Peña: el enemigo en casa.

   La postura oficial sobre el espionaje a periodistas y activistas, que involucra al gobierno federal, sepulta la credibilidad de Peña Nieto y allana el camino a la alternancia en 2018. El presidente sigue sin entender que no entiende, coincide la opinión pública…

Gerardo Moyano / Espacio 4

   Peña parece no haber aprendido de los escándalos anteriores que lo han convertido en el presidente más impopular de la historia (reciente) de México. Adelantar que “no hay pruebas ni las habrá”, deslizar que alguien de su administración podría ser responsable del espionaje o sugerir que hasta él mismo puede ser espiado y que por eso “se cuida” de lo que habla por teléfono, confirman que el mandatario sigue “sin entender que no entiende” (según el término acuñado por The Economist).

“Son escándalos que han derrumbado la imagen perfectamente cuidada de Peña Nieto tuvo como candidato -un político enérgico dispuesto a trabajar en conjunto con otros partidos para modernizar y mover a México- y lo han pintado como un funcionario corrupto, que desconoce la realidad en que viven los mexicanos. Ese cambio es el resultado, en buena medida, del trabajo de los periodistas mexicanos que develaron los casos (de corrupción) y de los activistas y defensores que no han permitido que sean olvidados”, resume The New York Times (19/06/17).

En el mismo sentido, el director del Instituto Mexicano para la Competitividad (IMCO), Juan Pardinas (en imagen), una de tantas víctimas de los intentos de espionaje, señala: “… esto me habla de un gobierno que tiene sus prioridades enfermas, que tiene una profunda distorsión de la realidad y que vive en una burbuja, en un universo paralelo”. 

En un comunicado, decenas de organizaciones, activistas, medios y periodistas, exigen a Peña “investigaciones independientes, exhaustivas y transparentes”, así como “reformas necesarias para regular las facultades de vigilancia al estado de conformidad con los parámetros de derechos humanos y garantizando la rendición de cuentas”.
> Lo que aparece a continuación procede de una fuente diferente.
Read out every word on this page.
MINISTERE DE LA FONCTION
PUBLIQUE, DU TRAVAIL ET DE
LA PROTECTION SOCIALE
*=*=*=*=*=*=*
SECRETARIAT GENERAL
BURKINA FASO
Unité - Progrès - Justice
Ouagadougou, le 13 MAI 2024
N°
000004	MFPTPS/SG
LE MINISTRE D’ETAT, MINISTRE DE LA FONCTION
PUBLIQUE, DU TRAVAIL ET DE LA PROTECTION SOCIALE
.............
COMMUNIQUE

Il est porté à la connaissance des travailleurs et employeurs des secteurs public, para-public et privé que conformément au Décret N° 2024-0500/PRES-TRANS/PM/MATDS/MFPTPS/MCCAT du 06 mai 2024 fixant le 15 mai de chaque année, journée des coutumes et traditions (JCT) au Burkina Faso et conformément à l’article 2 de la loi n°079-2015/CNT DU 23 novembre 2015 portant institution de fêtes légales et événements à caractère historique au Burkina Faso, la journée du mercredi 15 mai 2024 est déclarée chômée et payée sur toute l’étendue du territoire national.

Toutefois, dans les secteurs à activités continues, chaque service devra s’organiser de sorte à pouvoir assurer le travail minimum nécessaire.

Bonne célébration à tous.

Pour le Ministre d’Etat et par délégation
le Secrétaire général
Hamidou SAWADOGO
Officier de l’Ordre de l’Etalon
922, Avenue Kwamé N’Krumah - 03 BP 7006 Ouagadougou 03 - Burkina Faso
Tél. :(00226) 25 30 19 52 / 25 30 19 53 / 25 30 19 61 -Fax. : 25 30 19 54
Esta vez, advierten, la sociedad no aceptaría una investigación “a modo”, como aquella de la Secretaría de la Función Pública (SFP) al mando de Virgilio Andrade, que “absolvió a Peña Nieto por el tema de la “Casa Blanca”.

“Insultante”, “indignante”, “amenazante”, “patético”, “abuso de poder”, “dictadura”, “hostigamiento sistemático”, “mecanismo de intimidación”, “mente cochambrosa”, figuran entre los calificativos que rondan al presidente Enrique Peña Nieto por el escándalo del espionaje a periodistas y activistas que sacude (una vez más) a su gobierno. Sin embargo, han sido sus propias declaraciones sobre el tema las que han atizado la indignación social y allanan el camino para la alternancia en las elecciones de 2018.

Pero en lugar de respetar fuentes de renombre como The New York Times (Artículo 19, Red en Defensa de los Derechos Digitales), Social Tic y la Universidad de Toronto, los cuales documentaron los ataques del Programa Pegasus, comprado por el gobierno mexicano a la empresa israelí NSO Group, o de anunciar una investigación independiente sobre las agencias de seguridad que tienen acceso al software, el mandatario mexicano prefirió amenazar a quienes han levantado “falsos señalamientos” contra su administración. Su rectificación no hizo más que agravar la tormenta.

FUENTE: Espacio 4 (agosto 2017) /  The New York Times.